As surveys by charities including Action for M.E. and the ME Association acknowledge, CBT, GET and GAT have benefit for some people with M.E. while others experience negative effects as a result. Further investigation is needed to find why it may benefit some people and not others.
Why is further investigation needed? The risk-to-benefit ratio simply does not add up. These "therapies", when they benefit people (which is rare), have a marginal effect at best. They also, according to the charities' own surveys, make a substantial percentage of patients worse. Anecdotally, GET has a proven track record of turning mild patients into severe bedridden/housebound patients. ME forums/support groups are littered with casualties of GET. Why should we spend more of the extremely limited research funds and manpower on investigating these therapies when there are other treatments we could be studying?

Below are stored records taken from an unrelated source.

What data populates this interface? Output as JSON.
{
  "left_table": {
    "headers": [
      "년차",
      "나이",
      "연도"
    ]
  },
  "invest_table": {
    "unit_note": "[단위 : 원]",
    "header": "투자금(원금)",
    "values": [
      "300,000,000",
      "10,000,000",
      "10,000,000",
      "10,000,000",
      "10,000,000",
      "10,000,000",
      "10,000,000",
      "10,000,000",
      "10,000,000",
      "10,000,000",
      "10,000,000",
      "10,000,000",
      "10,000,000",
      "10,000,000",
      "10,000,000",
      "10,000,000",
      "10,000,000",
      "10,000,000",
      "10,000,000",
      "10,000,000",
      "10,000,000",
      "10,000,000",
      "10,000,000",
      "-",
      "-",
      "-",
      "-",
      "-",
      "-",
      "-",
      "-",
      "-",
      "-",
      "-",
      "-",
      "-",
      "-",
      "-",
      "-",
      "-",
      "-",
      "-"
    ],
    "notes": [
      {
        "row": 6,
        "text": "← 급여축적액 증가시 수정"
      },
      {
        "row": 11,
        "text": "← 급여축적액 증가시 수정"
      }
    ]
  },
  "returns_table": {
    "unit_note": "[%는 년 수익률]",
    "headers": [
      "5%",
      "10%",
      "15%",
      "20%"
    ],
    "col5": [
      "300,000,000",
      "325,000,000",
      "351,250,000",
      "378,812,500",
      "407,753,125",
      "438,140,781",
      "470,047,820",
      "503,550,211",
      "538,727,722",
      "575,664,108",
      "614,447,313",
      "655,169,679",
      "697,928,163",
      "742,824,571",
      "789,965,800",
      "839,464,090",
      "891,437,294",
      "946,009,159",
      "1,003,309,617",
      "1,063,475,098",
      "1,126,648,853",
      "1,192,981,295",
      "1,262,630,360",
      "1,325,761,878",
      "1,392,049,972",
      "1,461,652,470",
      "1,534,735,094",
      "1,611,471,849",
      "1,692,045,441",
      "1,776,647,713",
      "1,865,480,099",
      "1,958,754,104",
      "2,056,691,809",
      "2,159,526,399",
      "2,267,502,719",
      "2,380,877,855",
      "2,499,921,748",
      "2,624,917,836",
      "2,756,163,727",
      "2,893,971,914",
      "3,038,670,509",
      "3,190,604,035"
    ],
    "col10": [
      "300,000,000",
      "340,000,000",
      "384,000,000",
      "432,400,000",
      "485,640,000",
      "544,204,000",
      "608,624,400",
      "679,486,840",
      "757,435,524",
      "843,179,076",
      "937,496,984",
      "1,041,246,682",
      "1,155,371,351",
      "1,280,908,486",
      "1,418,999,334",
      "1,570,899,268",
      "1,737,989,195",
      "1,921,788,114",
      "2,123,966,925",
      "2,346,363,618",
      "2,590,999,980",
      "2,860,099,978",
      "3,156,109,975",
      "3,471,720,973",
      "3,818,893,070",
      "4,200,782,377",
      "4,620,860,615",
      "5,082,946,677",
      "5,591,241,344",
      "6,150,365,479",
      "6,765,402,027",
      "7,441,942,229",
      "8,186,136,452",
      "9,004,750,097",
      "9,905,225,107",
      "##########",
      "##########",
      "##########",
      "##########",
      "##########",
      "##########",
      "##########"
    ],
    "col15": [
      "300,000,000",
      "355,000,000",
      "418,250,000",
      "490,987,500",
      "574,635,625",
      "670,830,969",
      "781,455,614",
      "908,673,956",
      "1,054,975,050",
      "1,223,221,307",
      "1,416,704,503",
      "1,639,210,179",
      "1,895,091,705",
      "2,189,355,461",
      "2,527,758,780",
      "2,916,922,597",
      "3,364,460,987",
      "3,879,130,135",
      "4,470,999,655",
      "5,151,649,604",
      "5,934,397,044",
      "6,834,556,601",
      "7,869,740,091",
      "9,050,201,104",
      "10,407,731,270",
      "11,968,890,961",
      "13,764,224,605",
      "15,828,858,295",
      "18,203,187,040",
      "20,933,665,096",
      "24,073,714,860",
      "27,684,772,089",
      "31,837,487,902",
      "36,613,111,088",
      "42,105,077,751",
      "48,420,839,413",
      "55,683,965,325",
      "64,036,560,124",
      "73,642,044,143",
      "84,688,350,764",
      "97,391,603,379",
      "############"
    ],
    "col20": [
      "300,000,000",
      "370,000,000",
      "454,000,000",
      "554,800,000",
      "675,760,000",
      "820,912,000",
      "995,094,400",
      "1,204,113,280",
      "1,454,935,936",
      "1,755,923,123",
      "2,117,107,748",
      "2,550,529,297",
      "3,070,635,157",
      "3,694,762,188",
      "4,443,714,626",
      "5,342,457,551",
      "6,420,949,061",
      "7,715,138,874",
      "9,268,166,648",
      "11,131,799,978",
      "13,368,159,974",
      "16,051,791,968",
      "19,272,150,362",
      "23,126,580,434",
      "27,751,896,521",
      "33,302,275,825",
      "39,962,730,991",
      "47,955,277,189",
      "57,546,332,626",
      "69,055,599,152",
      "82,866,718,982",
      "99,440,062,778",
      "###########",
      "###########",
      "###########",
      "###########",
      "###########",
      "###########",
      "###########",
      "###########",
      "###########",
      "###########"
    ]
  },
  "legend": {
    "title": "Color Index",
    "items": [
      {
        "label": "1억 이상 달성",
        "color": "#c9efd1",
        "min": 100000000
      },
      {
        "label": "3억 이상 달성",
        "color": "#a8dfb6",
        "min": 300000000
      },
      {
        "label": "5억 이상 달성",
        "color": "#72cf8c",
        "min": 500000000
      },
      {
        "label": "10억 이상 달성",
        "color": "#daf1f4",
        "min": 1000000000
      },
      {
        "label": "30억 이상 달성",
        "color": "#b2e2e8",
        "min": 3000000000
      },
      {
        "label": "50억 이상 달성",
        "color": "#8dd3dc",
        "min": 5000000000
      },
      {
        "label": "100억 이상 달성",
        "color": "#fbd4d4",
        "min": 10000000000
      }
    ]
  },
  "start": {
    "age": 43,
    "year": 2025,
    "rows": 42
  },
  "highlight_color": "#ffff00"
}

If, hypothetically, CBT/GET/GAT were highly effective for a subset (if, say, their efficacy were comparable to that of rituximab where some people return to 100% premorbid functioning), you MIGHT seriously consider whether the risk of further trials is justified given that GET also makes many people worse and we have no way of predicting who is going to be made worse so we have no way of studying only the subset that isn't at risk of a severe and permanent worsening in their condition. But in reality, CBT/GET
isn't highly effective. It's not like chemotherapy where some people achieve full remission and the extreme risks may be justified. We're talking about treatments that produce a modest change in questionnaire-taking behaviour in samples of people with unexplained fatigue with high prevalence of psychiatric comorbidity. Even one bona fide ME patient becoming severely ill as a result of such "research" is an unacceptable risk.
As an aside, in my 20 years of ME, I have met only one person who attributed a substantial improvement in their condition to CBT/GET. He was a psychologist I used to work with. He was a mild patient able to still work full time but with difficulty. Objectively, he appeared constantly tired on observation and was crashing frequently on the weekends according to self-report. He also had polyuria which was being investigated by the GP. Things being what they are, the chances of a GP figuring out he had diabetes insipidus were nil (even though many ME patients are deficient in vasopressin, this information is not in their textbooks since ME is not a real disease) so he was being investigated for things he doesn't have like prostate issues. He also had frequent heart palpitations, insomnia requiring prescription sedatives from the benzodiazepine class, intolerance of coffee, alcohol etc. Yet he felt his life had been greatly improved by psychology and hence decided to become a psychologist. Everyone here can judge for themselves if his beliefs were aligned with reality.
But I digress. The crucial point is the one Ginger brought up. Any purported treatment for any disease must demonstrate biological plausibility. Even psychiatric treatments attempt to do this. In light of research using cardiopulmonary exercise testing by exercise physiologists in the US,
which confirms what ME patients have been saying for decades (i.e. muscle exertion/energy expenditure causes a flare in ME symptoms and DECREASES the body's ability to create energy in the post-exertional state), any study purporting to show a benefit of exercise in this disease, no matter how marginal, can be tossed out as invalid seeing as the very principle of a graded increase in activity contradicts the core pathophysiology of this disease.